Photo: Archives TC Media

«Différents stratagèmes de nature collusoire et des tentatives de contrôle du marché» existent bel et bien dans l’industrie du déneigement à Montréal et est toujours en vigueur, alarme le Bureau de l’inspecteur général de la Ville de Montréal (BIG) dans un rapport rendu public lundi après-midi.

Le BIG confirme ainsi les éléments soulevés par le vérificateur général de la Ville de Montréal dans son rapport 2013 alors qu’il soupçonnait qu’un réseau de collusion était toujours présent dans l’industrie du déneigement à Montréal. Le vérificateur général s’appuyait sur une série de contrats de déneigement accordés par les arrondissements entre 2005 et 2013.

À la lumière d’entrevues avec une centaine de témoins, dont des employés de la Ville de Montréal, ainsi que 62 entrepreneurs en déneigement, l’inspecteur général, Denis Gallant, élabore dans son rapport les différents stratagèmes employés par ce réseau de collusion entre 2005 et 2015: protection du territoire, pacte de non-agression, partage du territoire, menace et intimidation en font partie.

«Le rapport conclut qu’il y aurait encore collusion au sein de cette industrie [du déneigement], affirme Christine O’Doherty, porte-parole du Bureau de l’inspecteur général. Le moins qu’on puisse dire c’est que c’est très troublant. Ça va de soi qu’il faut aller plus loin et enquêter.»

Une vingtaine d’entrepreneurs ont été identifiés, à divers degrés et par de nombreux témoins rencontrés, comme participant à des activités de nature collusoire, indique le rapport, à la lumière des entrevues réalisées. Aucun nom d’entrepreneur n’est toutefois mentionné pour assurer l’anonymat des témoins collaborateurs.

Le BIG a transmis son rapport à l’Unité permanente anticorruption (UPAC) et a également effectué un signalement au Bureau de la concurrence du Canada qui a aussitôt ouvert une enquête.

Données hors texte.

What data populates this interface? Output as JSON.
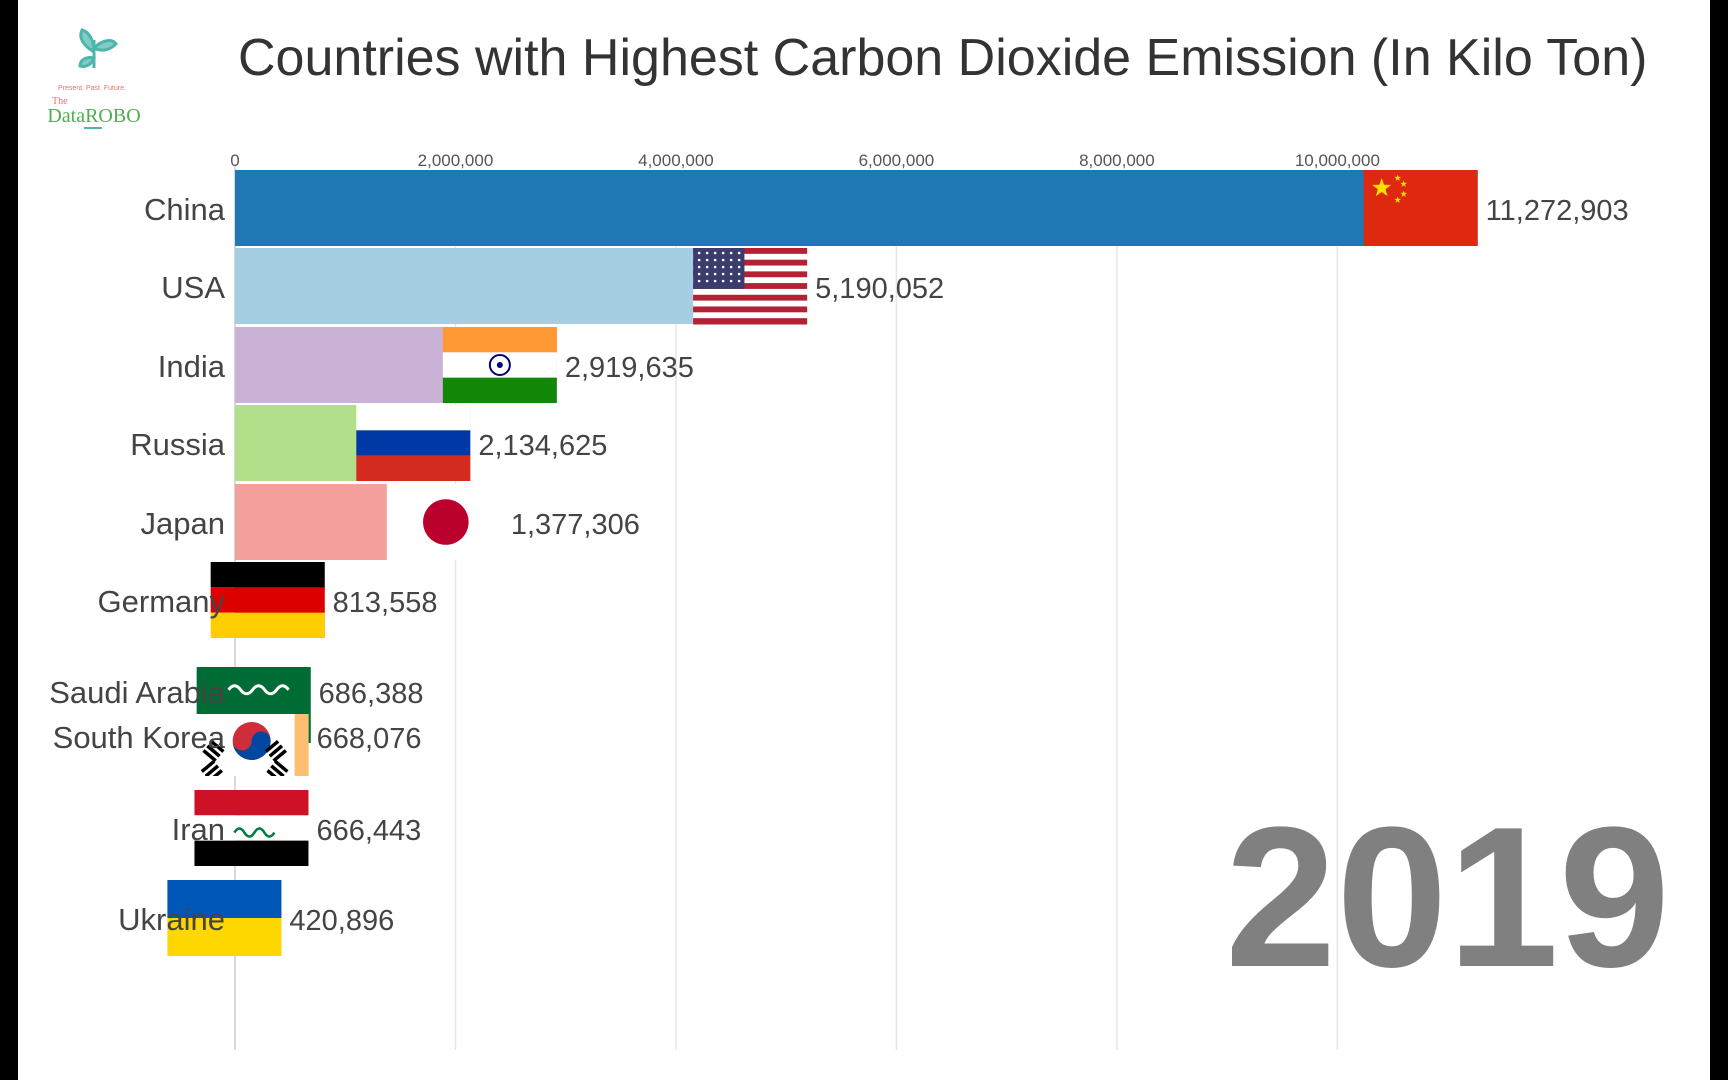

L’inspecteur général note que la notion de protection du territoire est «profondément ancrée» dans le secteur, tant dans les contrats «clés en main» que dans les contrats de transport de neige. «Plusieurs entrepreneurs font référence à des secteurs de déneigement comme étant leur secteur. [Ils disent également] qu’ils ont décidé de soumissionner sur le « contrat de l’entrepreneur X » ou dans le « secteur appartenant à l’entrepreneur Y » pour parler de contrats qui sont en appels d’offres», décris le rapport de l’inspecteur qui souligne que cette pratique met à mal la possibilité d’obtenir le meilleur prix et la liberté de concurrence.

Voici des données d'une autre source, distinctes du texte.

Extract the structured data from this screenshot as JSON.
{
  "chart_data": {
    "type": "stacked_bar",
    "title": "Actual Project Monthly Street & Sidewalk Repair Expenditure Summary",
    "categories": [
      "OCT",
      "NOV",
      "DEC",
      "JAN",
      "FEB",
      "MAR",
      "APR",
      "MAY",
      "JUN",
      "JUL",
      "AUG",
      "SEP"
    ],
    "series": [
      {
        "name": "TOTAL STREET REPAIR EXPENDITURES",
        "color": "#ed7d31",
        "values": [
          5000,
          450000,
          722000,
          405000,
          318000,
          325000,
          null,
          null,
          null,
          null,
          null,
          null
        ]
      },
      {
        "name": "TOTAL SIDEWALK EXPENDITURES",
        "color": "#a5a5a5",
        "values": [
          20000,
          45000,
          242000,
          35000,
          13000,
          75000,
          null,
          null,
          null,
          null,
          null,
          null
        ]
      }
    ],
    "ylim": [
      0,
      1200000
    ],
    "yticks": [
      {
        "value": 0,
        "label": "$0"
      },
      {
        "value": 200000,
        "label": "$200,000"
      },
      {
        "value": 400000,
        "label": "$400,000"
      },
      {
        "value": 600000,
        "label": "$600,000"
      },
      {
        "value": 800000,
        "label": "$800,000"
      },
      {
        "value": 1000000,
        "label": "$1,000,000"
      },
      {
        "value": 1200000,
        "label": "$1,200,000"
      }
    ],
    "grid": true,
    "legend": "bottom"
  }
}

Pour se partager le territoire, «des entrepreneurs en déneigement discutent entre eux afin de déterminer qui va soumissionner, dans quel secteur et à quel moment». Un entrepreneur a notamment expliqué au BIG qu’un groupe de 3 à 5 entrepreneurs «se rencontrait dans les restaurants ou s’appelait afin de déterminer sur quels secteurs ils soumissionneraient», ce qui a été confirmé par plusieurs autres entrepreneurs. Le nom d’«un restaurant situé en région» a même été mentionné à plus d’une reprise par différents entrepreneurs. Des discussions peuvent également se faire par téléphone, par courriel, au coin d’une rue ou dans un véhicule pour ne pas attirer l’attention.

Le rapport du BIG présente des propos tenus entre les entrepreneurs et qui ont été rapportés par des témoins interrogés, comme «se faire demander par un entrepreneur de ne pas soumissionner contre lui et se faire dire « je t’ai jamais touché, alors touche-moi pas! »», «se faire dire par un entrepreneur qu’il n’est pas content qu’on ait soumissionné contre lui dans un secteur», «se faire dire qu’on « va fucker toute la patente » en soumissionnant dans un arrondissement donné».

Certains iraient jusqu’à s’entendre avec d’autres entrepreneurs pour «protéger» mutuellement leurs territoires. Un entrepreneur a ainsi convenu avec un compétiteur de soumissionner à des prix élevés sur les appels d’offres visant des secteurs appartenant historiquement à l’un ou l’autre dans deux arrondissements. Ils souhaitaient «montrer que le marché est ouvert» tout en protégeant leur secteur. Un autre entrepreneur explique pourquoi peu de compagnies soumissionnent contre lui dans un arrondissement de cette manière: «Sois respectueux et je serai respectueux. Je vais pas aller chez vous, alors viens pas chez nous», dit-il pour expliquer sa philosophie.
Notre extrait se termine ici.